手に取ると“自然そのまま”がしっかり伝わってきます🍃
「お茶の育て方」でよく迷うのが、肥料や農薬をどれくらい使うかだと思います。私は無農薬・無施肥の“自然栽培”寄りで育てていますが、結論から言うと「最初に環境を整えて、あとは樹の力を引き出す」考え方がいちばん失敗しにくいです。 まず場所選び。お茶(チャノキ)は日当たりが良いほど育ちますが、真夏の西日が強すぎる場所だと葉焼けしやすいので、午後に少しだけ陰る場所や、風通しの良い場所が育てやすい印象でした。鉢植えなら、季節で置き場所を変えられるので初心者さんにもおすすめです。 土づくりは「水はけ」と「適度な保水」のバランスが大事。粘土質で水が溜まると根が弱りやすいので、地植えなら植え穴を深めに掘って、粗めの土や腐葉土を混ぜてふかふかにしておくと安心です。無施肥で育てる場合、土の中の生き物が働ける状態(踏み固めない・過湿にしない)を作るのがコツだと感じています。 水やりは、地植えは根付けば基本は雨任せでOK。鉢植えは表土が乾いたらたっぷり、が目安です。乾かしすぎると新芽が止まりやすいので、夏場は特に鉢の乾き具合をこまめに見ています。 剪定(せんてい)は、お茶を“収穫する木”に育てる要。伸びっぱなしにすると枝が混み合って病気が出やすくなるので、収穫後や生育が落ち着いた時期に、風が抜けるように内側の細い枝を間引くと管理が楽になります。無農薬の場合は特に「風通し=最大の予防」でした。 収穫(摘採)は、目的で変えます。新茶の柔らかい芽を狙うなら春、番茶なら少し育った葉を時期をずらして摘むのもアリ。無施肥だと葉がゆっくり育つ分、香りが立ちやすく、味は深いけど角が立ちにくいと感じます。 摘んだ葉は、家庭でも“揉む”工程を丁寧にすると香りがまとまりやすいです。

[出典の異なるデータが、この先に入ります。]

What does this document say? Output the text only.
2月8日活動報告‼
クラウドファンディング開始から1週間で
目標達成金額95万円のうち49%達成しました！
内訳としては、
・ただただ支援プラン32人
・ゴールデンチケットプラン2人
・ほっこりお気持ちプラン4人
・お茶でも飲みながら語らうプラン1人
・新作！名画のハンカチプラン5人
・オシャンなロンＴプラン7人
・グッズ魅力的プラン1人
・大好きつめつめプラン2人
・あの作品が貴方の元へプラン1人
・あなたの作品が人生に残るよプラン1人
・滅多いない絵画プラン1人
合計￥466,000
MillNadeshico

私は、葉の水分がほどよく抜けたタイミングで手揉みすると、自然そのままの香りがふっと立ち上がる感じがして好きです。 最後に、よくあるトラブル対策。虫が気になるときは、毎朝の葉裏チェックと、混み合った枝の整理でかなり軽減できます。肥料で無理に大きくしない分、樹が安定してきたら管理はどんどんラクになります。ゆっくり育つお茶の木を、香りや味の変化ごと楽しむのがいちばんのコツだと思います。